Yeah I had a manager that was quite good at throwing out functionality. Didn't like it at the time, but they were mostly right - of course they were just trying to save money.
When I couldn't program I almost achieved more! I saved time by picking stuff up and glueing it together. Then later spent ages learning specific softwares, plugins and their wiring only for them to fall out of favour. Later frameworks etc.
A web outfit I worked at should have concentrated on a few small plugins/components that would have handled most of their sites. Instead other behemoths emerged, that added pain and complexity to what should have been very simple sites. Only the author understood the ins and outs of a half finished product, that ended up bastardised for each project, resulting in multiple version hell.
But hey this was before good 'Git'ing. Oh for hindsight.

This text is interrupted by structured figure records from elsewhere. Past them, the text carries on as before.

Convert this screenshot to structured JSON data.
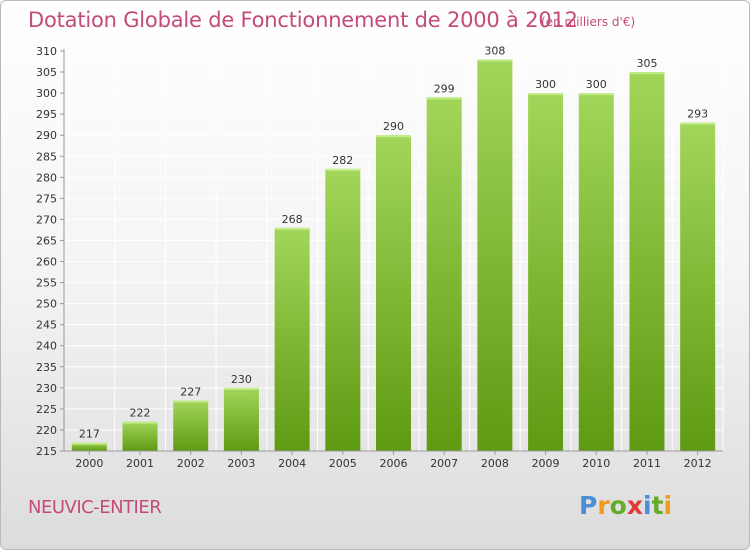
{
  "title": "Dotation Globale de Fonctionnement de 2000 à 2012",
  "subtitle": "(en milliers d'€)",
  "commune": "NEUVIC-ENTIER",
  "logo": {
    "text": "Proxiti",
    "letter_colors": [
      "#4a8fd6",
      "#f29a1a",
      "#66aa2a",
      "#e23a3a",
      "#4a8fd6",
      "#66aa2a",
      "#f29a1a"
    ]
  },
  "colors": {
    "title": "#c44a7a",
    "bar_light": "#a2d65a",
    "bar_dark": "#5e9a12",
    "axis": "#999999",
    "grid": "#ffffff"
  },
  "chart_data": {
    "type": "bar",
    "title": "Dotation Globale de Fonctionnement de 2000 à 2012",
    "xlabel": "",
    "ylabel": "",
    "categories": [
      "2000",
      "2001",
      "2002",
      "2003",
      "2004",
      "2005",
      "2006",
      "2007",
      "2008",
      "2009",
      "2010",
      "2011",
      "2012"
    ],
    "values": [
      217,
      222,
      227,
      230,
      268,
      282,
      290,
      299,
      308,
      300,
      300,
      305,
      293
    ],
    "ylim": [
      215,
      310
    ],
    "yticks": [
      215,
      220,
      225,
      230,
      235,
      240,
      245,
      250,
      255,
      260,
      265,
      270,
      275,
      280,
      285,
      290,
      295,
      300,
      305,
      310
    ],
    "grid": true
  }
}
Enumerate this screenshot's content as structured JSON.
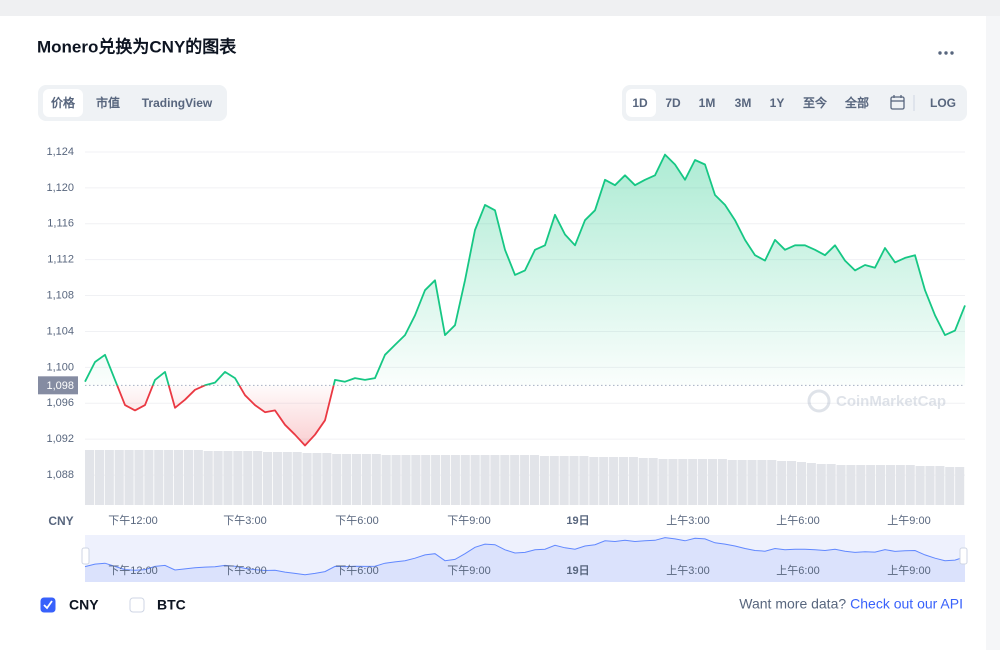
{
  "header": {
    "title": "Monero兑换为CNY的图表"
  },
  "tabs": [
    "价格",
    "市值",
    "TradingView"
  ],
  "ranges": [
    "1D",
    "7D",
    "1M",
    "3M",
    "1Y",
    "至今",
    "全部"
  ],
  "log_button": "LOG",
  "chart_data": {
    "type": "line",
    "y_unit": "CNY",
    "watermark": "CoinMarketCap",
    "up_color": "#16c784",
    "down_color": "#ea3943",
    "navigator_color": "#6188ff",
    "grid": true,
    "baseline": {
      "value": 1098,
      "label": "1,098"
    },
    "xlim": [
      0,
      88
    ],
    "xticks": [
      {
        "value": 4.8,
        "label": "下午12:00"
      },
      {
        "value": 16,
        "label": "下午3:00"
      },
      {
        "value": 27.2,
        "label": "下午6:00"
      },
      {
        "value": 38.4,
        "label": "下午9:00"
      },
      {
        "value": 49.3,
        "label": "19日",
        "bold": true
      },
      {
        "value": 60.3,
        "label": "上午3:00"
      },
      {
        "value": 71.3,
        "label": "上午6:00"
      },
      {
        "value": 82.4,
        "label": "上午9:00"
      }
    ],
    "ylim": [
      1085,
      1126
    ],
    "yticks": [
      {
        "value": 1088,
        "label": "1,088"
      },
      {
        "value": 1092,
        "label": "1,092"
      },
      {
        "value": 1096,
        "label": "1,096"
      },
      {
        "value": 1100,
        "label": "1,100"
      },
      {
        "value": 1104,
        "label": "1,104"
      },
      {
        "value": 1108,
        "label": "1,108"
      },
      {
        "value": 1112,
        "label": "1,112"
      },
      {
        "value": 1116,
        "label": "1,116"
      },
      {
        "value": 1120,
        "label": "1,120"
      },
      {
        "value": 1124,
        "label": "1,124"
      }
    ],
    "series": [
      {
        "name": "CNY",
        "values": [
          1098.4,
          1100.6,
          1101.4,
          1098.6,
          1095.8,
          1095.2,
          1095.8,
          1098.6,
          1099.5,
          1095.5,
          1096.4,
          1097.5,
          1098.0,
          1098.3,
          1099.5,
          1098.8,
          1096.9,
          1095.8,
          1095.0,
          1095.2,
          1093.6,
          1092.5,
          1091.3,
          1092.5,
          1094.1,
          1098.6,
          1098.4,
          1098.8,
          1098.6,
          1098.8,
          1101.4,
          1102.5,
          1103.6,
          1105.8,
          1108.6,
          1109.7,
          1103.6,
          1104.7,
          1109.7,
          1115.3,
          1118.1,
          1117.5,
          1113.1,
          1110.3,
          1110.8,
          1113.1,
          1113.6,
          1117.0,
          1114.8,
          1113.6,
          1116.4,
          1117.5,
          1120.9,
          1120.3,
          1121.4,
          1120.3,
          1120.9,
          1121.4,
          1123.7,
          1122.6,
          1120.9,
          1123.1,
          1122.6,
          1119.2,
          1118.1,
          1116.4,
          1114.2,
          1112.5,
          1111.9,
          1114.2,
          1113.1,
          1113.6,
          1113.6,
          1113.1,
          1112.5,
          1113.6,
          1111.9,
          1110.8,
          1111.4,
          1111.1,
          1113.3,
          1111.7,
          1112.2,
          1112.5,
          1108.6,
          1105.8,
          1103.6,
          1104.1,
          1106.9
        ]
      }
    ],
    "volume": [
      55,
      55,
      55,
      55,
      55,
      55,
      55,
      55,
      55,
      55,
      55,
      55,
      54,
      54,
      54,
      54,
      54,
      54,
      53,
      53,
      53,
      53,
      52,
      52,
      52,
      51,
      51,
      51,
      51,
      51,
      50,
      50,
      50,
      50,
      50,
      50,
      50,
      50,
      50,
      50,
      50,
      50,
      50,
      50,
      50,
      50,
      49,
      49,
      49,
      49,
      49,
      48,
      48,
      48,
      48,
      48,
      47,
      47,
      46,
      46,
      46,
      46,
      46,
      46,
      46,
      45,
      45,
      45,
      45,
      45,
      44,
      44,
      43,
      42,
      41,
      41,
      40,
      40,
      40,
      40,
      40,
      40,
      40,
      40,
      39,
      39,
      39,
      38,
      38
    ]
  },
  "legend": [
    {
      "label": "CNY",
      "checked": true
    },
    {
      "label": "BTC",
      "checked": false
    }
  ],
  "footer": {
    "text": "Want more data?",
    "link": "Check out our API"
  }
}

I like the categorisation aswell as a name (and version).
In your desktop environment, 'Open web browser' (as an action), can be associated with whichever browser you prefer. And perhaps a context menu on that to choose between many.
I prefer something like: Gnome file manager: 'Nautilus', to the browser: 'Web'. How ghastly.
To differentiate between many, like both of Windows' web browsers: Edge and Internet Explorer. You could say Windows web browser Edge. Or Edge; Windows' web browser. Windows itself is a confusing name, but that's another conversation.